Elle est présentement en visite dans trois pays membres de la Francophonie d’Asie du Sud-Est (Vietnam, Cambodge et Laos) du 13 au 18 novembre 2014 pour présenter sa vision pour la Francophonie du XXIe siècle.

Tout compte fait, dans deux semaines sans doute, l’un ou l’une de deux candidats sera couronné(e) à la tête de la Francophonie.

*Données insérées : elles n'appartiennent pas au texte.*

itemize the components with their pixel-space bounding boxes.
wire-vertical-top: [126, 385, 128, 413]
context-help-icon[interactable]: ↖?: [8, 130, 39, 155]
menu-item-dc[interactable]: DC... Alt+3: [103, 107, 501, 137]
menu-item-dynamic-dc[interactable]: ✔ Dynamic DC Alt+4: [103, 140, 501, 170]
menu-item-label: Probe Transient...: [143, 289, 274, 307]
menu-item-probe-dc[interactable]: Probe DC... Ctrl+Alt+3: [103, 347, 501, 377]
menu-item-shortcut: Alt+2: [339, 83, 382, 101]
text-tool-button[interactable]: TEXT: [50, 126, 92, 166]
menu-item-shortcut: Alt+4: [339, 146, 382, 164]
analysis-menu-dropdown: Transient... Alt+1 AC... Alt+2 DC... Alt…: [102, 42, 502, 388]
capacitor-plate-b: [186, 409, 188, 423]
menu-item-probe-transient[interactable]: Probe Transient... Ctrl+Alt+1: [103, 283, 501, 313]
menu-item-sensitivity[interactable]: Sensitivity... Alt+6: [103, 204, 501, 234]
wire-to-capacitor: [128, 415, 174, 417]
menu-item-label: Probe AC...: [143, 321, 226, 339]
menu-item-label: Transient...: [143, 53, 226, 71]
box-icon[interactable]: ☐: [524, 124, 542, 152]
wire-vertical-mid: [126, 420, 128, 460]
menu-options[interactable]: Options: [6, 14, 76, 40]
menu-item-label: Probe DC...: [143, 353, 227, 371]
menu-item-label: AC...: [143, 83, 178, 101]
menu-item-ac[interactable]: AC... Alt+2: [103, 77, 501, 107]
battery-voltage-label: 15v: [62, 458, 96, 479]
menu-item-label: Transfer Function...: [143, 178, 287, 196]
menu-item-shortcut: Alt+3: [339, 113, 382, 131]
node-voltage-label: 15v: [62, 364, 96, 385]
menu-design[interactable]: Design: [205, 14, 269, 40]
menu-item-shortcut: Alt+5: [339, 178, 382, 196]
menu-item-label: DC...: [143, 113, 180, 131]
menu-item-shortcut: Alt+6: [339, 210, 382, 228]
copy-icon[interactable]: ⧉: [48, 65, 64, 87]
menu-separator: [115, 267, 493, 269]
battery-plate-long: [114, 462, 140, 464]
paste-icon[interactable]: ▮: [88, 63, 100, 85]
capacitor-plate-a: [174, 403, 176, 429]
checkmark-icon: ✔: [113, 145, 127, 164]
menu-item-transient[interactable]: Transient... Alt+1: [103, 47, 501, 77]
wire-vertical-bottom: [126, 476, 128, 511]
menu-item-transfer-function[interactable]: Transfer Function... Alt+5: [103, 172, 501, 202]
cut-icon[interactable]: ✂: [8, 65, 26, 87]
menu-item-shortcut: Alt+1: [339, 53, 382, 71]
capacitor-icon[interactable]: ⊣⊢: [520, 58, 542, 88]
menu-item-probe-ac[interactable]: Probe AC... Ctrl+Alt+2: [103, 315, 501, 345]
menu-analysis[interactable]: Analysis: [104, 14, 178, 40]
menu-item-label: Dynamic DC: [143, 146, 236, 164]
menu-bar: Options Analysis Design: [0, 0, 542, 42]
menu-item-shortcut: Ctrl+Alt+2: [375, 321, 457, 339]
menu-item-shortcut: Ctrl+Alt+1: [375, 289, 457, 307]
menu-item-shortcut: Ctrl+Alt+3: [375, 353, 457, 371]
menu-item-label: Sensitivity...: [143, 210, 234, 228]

Isidore KWANDJA NGEMBO, Politologue

4 thoughts on “Canada – Île Maurice : deux candidats en vue pour prendre la direction de l’OIF

  1. vous faites erreur sur de nombreux points: l’anglais n’est pas la langue officielle de Maurice. La constitution n’évoque pas de langue officielle. L’anglais s’est imposée comme langue administrative, à l’école ou dans les tribunaux. Et encore! Au parlement, il n’est pas rare que les élus parlent en français. A l’école, c’est en français que se font de nombreuses explications même si l’anglais est privilégié à l’écrit. Et dans les tribunaux, toute personne impliquée dans une affaire doit pouvoir comprendre ce qui est dit si bien que le français et le créole sont souvent utilisés. En fait, le français est la deuxième langue la plus parlée, après le créole. c’est la langue de la presse écrite, des radios, du JT et nombreuses émissions télé!
    Plus de 72% des Mauriciens sont des locuteurs français contre un peu plus de 30% pour le Canada fédéral et 30% aussi pour le N-Brunswick (source OIF)! Il est vrai, vous me direz, que le Québec compte 88% de locuteurs français… Votre tentative de minorer la candidature de ce pays à l’OIF en évoquant le pseudo-statut officiel de l’anglais et non du français repose sur une fausseté d’autant que vous n’évoquez pas la place réelle du français dans le pays… à cet égard, lisez: http://www.monde-diplomatique.fr/2014/09/CHANDA/50795
    En fait, ce qui fait, selon moi, de Maurice un pays francophone, c’est l’usage répandu du français, sa place dans les médias mais surtout son épanouissement aux côtés d’autres langues. C’est un pays multilingue où le français progresse!
    Autre élément qui me fait réagir à votre article: vous dites que la candidate canadienne est »la seule à proposer une vision porteuse et réaliste pour une Francophonie économique « . Dans le plaidoyer de la candidate j’ai surtout lu des déclarations d’intention, générales, appelant notamment à des synergies… Sur ce point, elle n’a pris aucun risque. A lire les plaidoyers des candidats de Maurice et du Burundi, on y voit des propositions concrètes, réalistes, et non des incantations… vous en conviendrez?
    Enfin, si la candidate Mme Jean a pu se rendre sur tous les continents, vous conviendrez également que les moyens du canada (diplomatique, financiers) sont autrement plus importants que ceux du Burundi ou de Maurice. Enfin, vous dites qu’elle a un accès privilégié aux acteurs clés. Buyoya, n’en a-t-il pas? Et L’estrac non plus? là aussi, je crois que vous minimiser le poids réel de ces candidatures africaines.
    Vous soutenez clairement la candidature canadienne, sur de nombreux sites et journaux, en réaction aussi à des articles. Ce faisant, à force de faire la communication de la candidate, vous perdez en pertinence et en exactitude… à mon humble avis.